Jumat, 16 Juni 2017

Karena dia istimewa

Di sebelahku Niko sibuk menekan nekan tombol tape radio meski matanya tetap fokus pada jalanan lengang sore ini. Sedangkan aku, semenjak duduk di mobil memilih diam, menahan kantuk karena sudah tidak tidur hampir dua hari karena dikejar deadline dari client. Kalau aku tega dengan laki-laki satu ini yang sedang berusaha menculik aku ke Jogja, aku akan memejamkan mataku sekarang juga.

Ia tahu, aku sedikit sebal karena dipaksa ikut ditengah kesibukanku yang luar biasa kurang ajar.Tapi ia selalu tahu, bagaimana menyenangkan sahabatnya satu ini.

"Tidur aja kalo ngantuk, kalo nggak gini, kita nggak punya waktu libur Ta," Niko melirikku, aku tahu senekat apapun dia sekarang, dia juga merasa bersalah. Membawa perempuan kabur ke Jogja, dari padat dan sibuknya Jakarta.

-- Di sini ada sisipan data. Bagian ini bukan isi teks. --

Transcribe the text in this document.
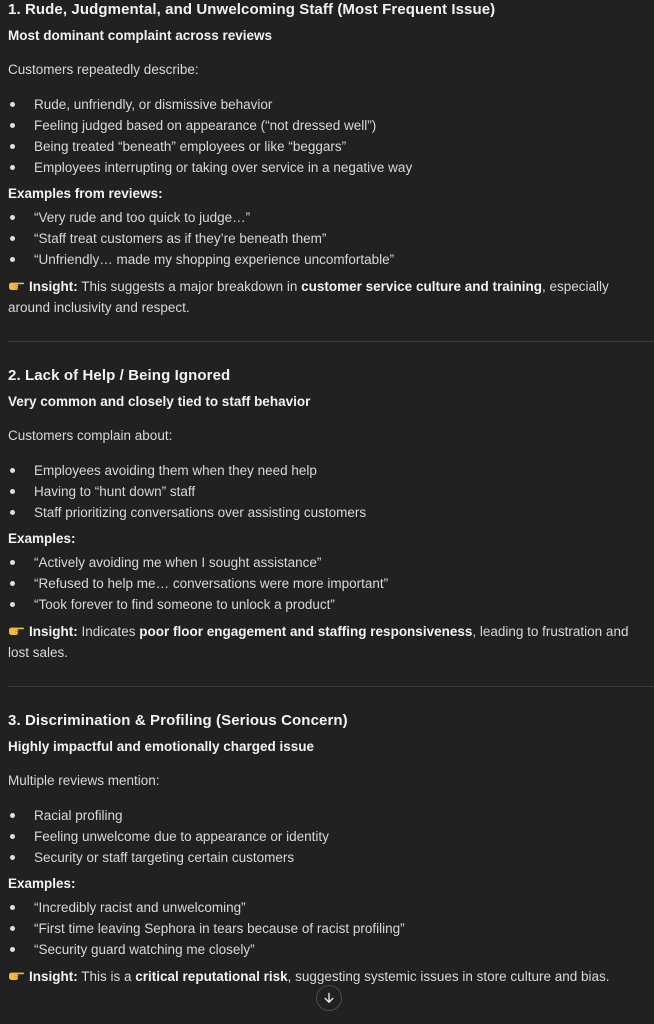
1. Rude, Judgmental, and Unwelcoming Staff (Most Frequent Issue)
Most dominant complaint across reviews
Customers repeatedly describe:
Rude, unfriendly, or dismissive behavior
Feeling judged based on appearance (“not dressed well”)
Being treated “beneath” employees or like “beggars”
Employees interrupting or taking over service in a negative way
Examples from reviews:
“Very rude and too quick to judge…”
“Staff treat customers as if they’re beneath them”
“Unfriendly… made my shopping experience uncomfortable”
Insight: This suggests a major breakdown in customer service culture and training, especially around inclusivity and respect.
2. Lack of Help / Being Ignored
Very common and closely tied to staff behavior
Customers complain about:
Employees avoiding them when they need help
Having to “hunt down” staff
Staff prioritizing conversations over assisting customers
Examples:
“Actively avoiding me when I sought assistance”
“Refused to help me… conversations were more important”
“Took forever to find someone to unlock a product”
Insight: Indicates poor floor engagement and staffing responsiveness, leading to frustration and lost sales.
3. Discrimination & Profiling (Serious Concern)
Highly impactful and emotionally charged issue
Multiple reviews mention:
Racial profiling
Feeling unwelcome due to appearance or identity
Security or staff targeting certain customers
Examples:
“Incredibly racist and unwelcoming”
“First time leaving Sephora in tears because of racist profiling”
“Security guard watching me closely”
Insight: This is a critical reputational risk, suggesting systemic issues in store culture and bias.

Terakhir kali kami berlibur adalah liburan dua tahun yang lalu. Setelah kelulusan, kami merayakannya dengan long trip Bali-Lombok selama dua minggu. Liburan paling menyenangkan selama aku hidup 25 tahun sebelum tersekap dalam rumitnya menjadi orang dewasa yang diburu waktu, dituntut ini-itu.

"Gue nggak tega kali ninggal lo tidur,"

"Yaudah, cerita-cerita aja, gosipin apa gitu kek. Temen kuliah kita dulu, atau bos lo, atau client lo yang menyebalkan, atau apa ajalah nerocos aja pokoknya lo, gue dengerin,"

Aku nyengir melihat kelakuan Niko yang super pengertian ini. Empat tahun berteman membuat kami saling tahu seluk beluk hidup, dan kesukaan masing-masing.

"Hahaha apaan sih lo, gosip banget,"

"Ooh...atau..."

"Atau apa?"

"Ben. Mantan lo. Lo nggak pernah cerita apa-apa ke gue. Tiba-tiba putus. Padahal gue inget banget lo mau nikah sama dia."

Ah, dia lagi. Aku hanya tertawa hambar menanggapi pertanyaan Niko. Lalu memandangi jalanan Jakarta dan kendaraan lalu lalang di depanku.

"Kenapa sih? Cerita dong. Udah lama kan? Jadi nggak apa-apa dong lo cerita sama sahabat lo ini?"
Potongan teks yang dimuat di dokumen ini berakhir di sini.